A 2002 piece from Washington Law & Politics provides a brilliant dissection of Seattle’s absolute non-problem with race. (“We see ourselves not so much as ‘white,’ as clear, transparent like air or glass.”) He bitterly skewers Boeing for crying “market forces” when it’s time to dump jobs—while happily lapping up as many favors from the public sector as it can get. (“This community couldn’t have kissed more Boeing ass if it had Mick Jagger’s lips.”) He’s a surprising defender of the much-maligned Seattle “process” (“We’ve thrived by giving no one too much power, by never ceding anything we can’t take back”), while fittingly contemptuous of a tepid urban culture that elevates people like Greg Nickels—”a man representative of the soft mediocrity that Seattle is always willing to settle for.”
Any writer will tell you that a strong ending can be the toughest challenge, but it rarely seems to have been one for Berger. His last lines are a flourish, a knife-twist, a coda that provides shape to everything else. A column about the Gates Foundation’s underwriting of the intelligent-design loonies at the Discovery Institute ends as follows:
“Gates is famous for announcing to Microsoft employees that one idea or the other they’ve offered is ‘the stupidest idea I’ve ever heard.’ Well, Bill, when it comes to funding Discovery, right back at you.”
If he weren’t so funny, Berger might come off as another asshole. But he avoids the self-promoting, self-righteous tirades that other columnists use to build their “brand.” He never makes himself the hero. Apart from an obsessive (and failed) campaign to save the Ballard Denny’s, he’s been mostly a self-deprecating observer. In one column poking fun at a local greenie forcing his family to live without a car, he notes: “Mossback is a total defender of parental crackpots.
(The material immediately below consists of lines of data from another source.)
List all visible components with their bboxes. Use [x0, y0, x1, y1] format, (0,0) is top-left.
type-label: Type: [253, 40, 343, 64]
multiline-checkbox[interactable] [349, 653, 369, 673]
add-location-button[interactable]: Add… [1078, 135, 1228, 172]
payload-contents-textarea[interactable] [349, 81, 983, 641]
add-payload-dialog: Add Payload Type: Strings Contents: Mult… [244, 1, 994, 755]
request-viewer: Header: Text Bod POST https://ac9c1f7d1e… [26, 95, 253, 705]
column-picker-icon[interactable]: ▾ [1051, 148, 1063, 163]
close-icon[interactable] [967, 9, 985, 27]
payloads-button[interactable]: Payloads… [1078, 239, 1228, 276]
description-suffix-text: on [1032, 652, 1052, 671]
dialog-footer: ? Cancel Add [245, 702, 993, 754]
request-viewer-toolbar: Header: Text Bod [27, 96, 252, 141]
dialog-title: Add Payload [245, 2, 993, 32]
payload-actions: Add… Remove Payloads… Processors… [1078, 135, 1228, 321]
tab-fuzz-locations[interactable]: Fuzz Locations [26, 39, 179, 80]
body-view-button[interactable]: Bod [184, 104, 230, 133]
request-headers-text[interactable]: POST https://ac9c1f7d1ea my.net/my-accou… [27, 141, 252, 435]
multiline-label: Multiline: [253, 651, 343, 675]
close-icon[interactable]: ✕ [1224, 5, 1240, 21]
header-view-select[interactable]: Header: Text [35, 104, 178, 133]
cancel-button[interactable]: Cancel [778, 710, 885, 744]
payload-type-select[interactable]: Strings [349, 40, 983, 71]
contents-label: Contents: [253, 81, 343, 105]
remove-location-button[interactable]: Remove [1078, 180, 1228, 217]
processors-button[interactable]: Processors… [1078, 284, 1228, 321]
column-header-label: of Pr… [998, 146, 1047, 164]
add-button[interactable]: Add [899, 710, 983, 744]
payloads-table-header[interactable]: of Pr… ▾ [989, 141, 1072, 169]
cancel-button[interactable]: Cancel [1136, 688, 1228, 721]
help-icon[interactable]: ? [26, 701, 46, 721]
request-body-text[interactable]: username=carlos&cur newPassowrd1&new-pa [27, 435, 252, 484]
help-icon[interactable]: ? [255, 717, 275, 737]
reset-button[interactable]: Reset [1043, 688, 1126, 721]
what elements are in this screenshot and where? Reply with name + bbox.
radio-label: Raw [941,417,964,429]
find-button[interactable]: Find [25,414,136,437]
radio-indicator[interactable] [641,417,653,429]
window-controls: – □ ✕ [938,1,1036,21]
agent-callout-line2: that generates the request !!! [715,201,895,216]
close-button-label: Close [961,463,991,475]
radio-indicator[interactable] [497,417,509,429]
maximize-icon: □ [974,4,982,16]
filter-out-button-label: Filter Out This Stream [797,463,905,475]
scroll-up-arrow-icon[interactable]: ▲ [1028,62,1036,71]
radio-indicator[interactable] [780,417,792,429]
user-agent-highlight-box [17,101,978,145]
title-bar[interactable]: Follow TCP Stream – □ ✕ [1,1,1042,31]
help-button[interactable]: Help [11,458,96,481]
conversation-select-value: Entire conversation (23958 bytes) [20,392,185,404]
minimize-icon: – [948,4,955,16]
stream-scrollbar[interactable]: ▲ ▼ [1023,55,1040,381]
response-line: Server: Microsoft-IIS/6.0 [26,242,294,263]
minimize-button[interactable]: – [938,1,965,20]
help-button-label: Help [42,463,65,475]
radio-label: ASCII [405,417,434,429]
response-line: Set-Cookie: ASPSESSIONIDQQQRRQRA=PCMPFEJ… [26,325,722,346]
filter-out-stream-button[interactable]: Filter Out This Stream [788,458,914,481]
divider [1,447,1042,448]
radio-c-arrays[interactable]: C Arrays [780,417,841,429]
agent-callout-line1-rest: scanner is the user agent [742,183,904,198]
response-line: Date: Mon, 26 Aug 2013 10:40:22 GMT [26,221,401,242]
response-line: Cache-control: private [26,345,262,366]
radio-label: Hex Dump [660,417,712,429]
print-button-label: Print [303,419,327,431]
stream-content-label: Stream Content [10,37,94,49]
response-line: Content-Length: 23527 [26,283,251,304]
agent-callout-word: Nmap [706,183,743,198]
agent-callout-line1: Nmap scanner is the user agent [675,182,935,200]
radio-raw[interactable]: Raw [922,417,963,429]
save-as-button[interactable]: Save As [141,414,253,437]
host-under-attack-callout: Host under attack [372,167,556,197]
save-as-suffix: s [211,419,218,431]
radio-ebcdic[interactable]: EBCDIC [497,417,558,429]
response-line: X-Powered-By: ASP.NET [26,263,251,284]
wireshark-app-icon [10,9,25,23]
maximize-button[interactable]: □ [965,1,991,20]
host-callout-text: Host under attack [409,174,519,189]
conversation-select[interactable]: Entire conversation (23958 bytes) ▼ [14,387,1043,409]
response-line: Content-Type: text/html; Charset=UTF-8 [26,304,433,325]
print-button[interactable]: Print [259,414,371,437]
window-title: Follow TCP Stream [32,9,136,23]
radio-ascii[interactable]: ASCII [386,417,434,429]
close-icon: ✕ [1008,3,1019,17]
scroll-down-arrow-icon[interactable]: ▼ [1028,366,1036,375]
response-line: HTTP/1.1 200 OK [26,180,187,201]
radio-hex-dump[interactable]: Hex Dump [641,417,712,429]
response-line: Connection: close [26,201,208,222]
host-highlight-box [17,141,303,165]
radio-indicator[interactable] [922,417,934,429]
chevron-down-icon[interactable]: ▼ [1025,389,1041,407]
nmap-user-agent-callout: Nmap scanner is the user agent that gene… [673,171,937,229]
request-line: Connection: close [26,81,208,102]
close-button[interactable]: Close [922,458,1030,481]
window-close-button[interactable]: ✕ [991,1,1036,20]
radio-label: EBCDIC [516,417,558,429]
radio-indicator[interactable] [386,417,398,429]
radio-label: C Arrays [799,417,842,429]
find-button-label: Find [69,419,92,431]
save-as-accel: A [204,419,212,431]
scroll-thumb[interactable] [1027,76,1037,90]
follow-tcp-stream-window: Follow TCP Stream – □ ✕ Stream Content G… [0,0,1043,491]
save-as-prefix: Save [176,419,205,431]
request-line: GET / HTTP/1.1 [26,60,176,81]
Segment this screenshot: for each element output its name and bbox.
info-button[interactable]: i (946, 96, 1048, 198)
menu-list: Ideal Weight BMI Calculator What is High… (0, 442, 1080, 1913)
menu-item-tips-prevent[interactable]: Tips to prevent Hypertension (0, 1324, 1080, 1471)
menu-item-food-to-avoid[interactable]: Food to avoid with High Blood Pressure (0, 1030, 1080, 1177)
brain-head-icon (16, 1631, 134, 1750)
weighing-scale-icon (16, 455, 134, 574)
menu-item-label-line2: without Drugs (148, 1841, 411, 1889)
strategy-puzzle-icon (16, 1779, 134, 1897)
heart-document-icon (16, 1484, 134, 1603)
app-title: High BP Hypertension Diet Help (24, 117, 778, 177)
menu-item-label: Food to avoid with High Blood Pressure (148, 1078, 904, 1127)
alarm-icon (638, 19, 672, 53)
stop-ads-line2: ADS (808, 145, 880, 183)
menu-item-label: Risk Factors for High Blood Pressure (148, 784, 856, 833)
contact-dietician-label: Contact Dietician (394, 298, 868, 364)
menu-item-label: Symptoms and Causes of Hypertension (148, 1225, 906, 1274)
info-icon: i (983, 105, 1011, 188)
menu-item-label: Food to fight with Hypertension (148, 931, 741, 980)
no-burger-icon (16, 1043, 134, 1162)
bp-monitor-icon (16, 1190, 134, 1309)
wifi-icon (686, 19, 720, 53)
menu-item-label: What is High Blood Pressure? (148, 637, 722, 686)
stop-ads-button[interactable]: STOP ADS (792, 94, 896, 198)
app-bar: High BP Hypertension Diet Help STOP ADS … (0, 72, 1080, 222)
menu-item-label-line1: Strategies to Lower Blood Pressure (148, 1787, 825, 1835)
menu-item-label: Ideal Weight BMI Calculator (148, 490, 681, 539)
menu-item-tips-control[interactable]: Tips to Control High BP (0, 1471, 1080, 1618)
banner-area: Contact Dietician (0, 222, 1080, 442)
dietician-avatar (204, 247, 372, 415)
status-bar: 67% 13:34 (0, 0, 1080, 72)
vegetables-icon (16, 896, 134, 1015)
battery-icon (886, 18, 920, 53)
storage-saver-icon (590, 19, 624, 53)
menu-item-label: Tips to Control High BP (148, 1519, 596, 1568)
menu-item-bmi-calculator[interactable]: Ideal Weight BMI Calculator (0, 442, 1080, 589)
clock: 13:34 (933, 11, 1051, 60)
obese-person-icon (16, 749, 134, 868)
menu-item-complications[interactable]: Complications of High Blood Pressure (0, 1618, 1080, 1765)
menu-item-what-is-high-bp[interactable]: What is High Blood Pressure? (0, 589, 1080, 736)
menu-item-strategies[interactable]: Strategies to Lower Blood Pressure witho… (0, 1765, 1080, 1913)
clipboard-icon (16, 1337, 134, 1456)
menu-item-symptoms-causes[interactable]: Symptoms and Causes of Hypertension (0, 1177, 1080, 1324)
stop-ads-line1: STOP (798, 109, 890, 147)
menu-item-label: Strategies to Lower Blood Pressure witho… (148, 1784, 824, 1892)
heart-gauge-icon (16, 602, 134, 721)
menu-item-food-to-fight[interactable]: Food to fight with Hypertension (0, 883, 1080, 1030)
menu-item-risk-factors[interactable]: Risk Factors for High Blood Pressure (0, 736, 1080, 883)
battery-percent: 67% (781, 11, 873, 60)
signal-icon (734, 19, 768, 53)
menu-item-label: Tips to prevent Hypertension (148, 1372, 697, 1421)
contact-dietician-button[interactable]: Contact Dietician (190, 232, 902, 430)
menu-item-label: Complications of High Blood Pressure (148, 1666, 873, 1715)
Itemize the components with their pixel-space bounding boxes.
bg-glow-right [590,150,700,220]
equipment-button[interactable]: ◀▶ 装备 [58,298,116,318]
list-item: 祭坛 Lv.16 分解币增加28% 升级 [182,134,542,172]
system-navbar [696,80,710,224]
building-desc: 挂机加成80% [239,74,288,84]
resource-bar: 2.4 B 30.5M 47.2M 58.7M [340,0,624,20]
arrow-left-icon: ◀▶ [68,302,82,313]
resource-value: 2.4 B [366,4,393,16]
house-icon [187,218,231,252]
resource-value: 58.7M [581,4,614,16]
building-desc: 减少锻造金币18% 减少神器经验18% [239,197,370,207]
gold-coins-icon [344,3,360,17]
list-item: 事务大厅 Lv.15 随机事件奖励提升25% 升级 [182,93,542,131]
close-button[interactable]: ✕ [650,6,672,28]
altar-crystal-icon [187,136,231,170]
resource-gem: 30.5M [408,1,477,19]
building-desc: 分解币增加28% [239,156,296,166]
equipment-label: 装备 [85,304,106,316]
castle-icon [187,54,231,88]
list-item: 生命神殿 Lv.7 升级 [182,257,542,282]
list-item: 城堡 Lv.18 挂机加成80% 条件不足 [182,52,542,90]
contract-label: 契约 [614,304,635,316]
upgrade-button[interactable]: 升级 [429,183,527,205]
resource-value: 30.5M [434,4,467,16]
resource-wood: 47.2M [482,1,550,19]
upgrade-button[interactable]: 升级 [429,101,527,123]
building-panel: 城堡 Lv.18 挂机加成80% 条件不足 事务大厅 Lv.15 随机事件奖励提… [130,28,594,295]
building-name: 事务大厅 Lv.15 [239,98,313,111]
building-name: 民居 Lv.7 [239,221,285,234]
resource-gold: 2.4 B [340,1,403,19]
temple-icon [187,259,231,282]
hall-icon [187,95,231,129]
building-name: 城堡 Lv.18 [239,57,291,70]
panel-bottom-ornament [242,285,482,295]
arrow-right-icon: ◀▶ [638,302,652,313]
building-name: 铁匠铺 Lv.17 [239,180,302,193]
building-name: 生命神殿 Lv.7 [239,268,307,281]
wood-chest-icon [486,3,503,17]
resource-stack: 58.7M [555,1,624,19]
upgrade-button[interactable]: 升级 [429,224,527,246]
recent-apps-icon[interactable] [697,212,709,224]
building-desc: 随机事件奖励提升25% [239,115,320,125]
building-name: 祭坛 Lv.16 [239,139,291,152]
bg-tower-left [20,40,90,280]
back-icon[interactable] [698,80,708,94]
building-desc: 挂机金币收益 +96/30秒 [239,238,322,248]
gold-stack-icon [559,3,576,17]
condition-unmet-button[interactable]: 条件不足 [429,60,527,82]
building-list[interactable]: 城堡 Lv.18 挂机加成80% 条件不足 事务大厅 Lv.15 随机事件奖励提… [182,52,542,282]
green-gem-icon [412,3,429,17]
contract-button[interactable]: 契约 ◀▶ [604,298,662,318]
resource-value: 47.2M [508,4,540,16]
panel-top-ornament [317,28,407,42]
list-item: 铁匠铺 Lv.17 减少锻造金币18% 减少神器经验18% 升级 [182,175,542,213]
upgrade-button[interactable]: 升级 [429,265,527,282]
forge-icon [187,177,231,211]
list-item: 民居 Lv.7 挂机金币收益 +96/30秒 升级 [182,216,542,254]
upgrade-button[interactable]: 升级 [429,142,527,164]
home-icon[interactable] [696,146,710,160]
It builds character in kids—at least I sure as hell hope so.” In another column, he wrestles with his own ambivalence over cheap consumer goods and their social consequences: “Costco has the street appeal of legalized larceny: You feel like you’re in New York, buying stuff that fell off the truck at JFK. Who could resist?”
Berger doesn’t really pretend to offer a fully vetted ideology. He hates Seattle’s niggling “nanny state” efforts to regulate our personal habits for a supposedly larger social good, yet he is more than eager to see all manner of restrictions imposed on developers, newcomers, and other perceived enemies. His libertarianism seems highly selective. And despite all the ink he’s spilled on the subject of growth and preservation, I’ve yet to understand how exactly he thinks we should go about trying to accommodate the hundreds of thousands of people who continue to move here—besides just refusing them admittance.
But racking up rhetorical points is only one of the book’s aims. For me, the most surprising, and most memorable, pieces in Pugetopolis are the ones that capture a sense of wonder and pain, such as a beautiful essay about his family’s history on Shaw Island and a recollection of a Mount Rainier hike the week before 9/11. I’ve known Berger to laugh at the ludicrous “poetical” voice that readers of verse like to adopt. But crusty, crabby Mossback may just be a reluctant poet himself.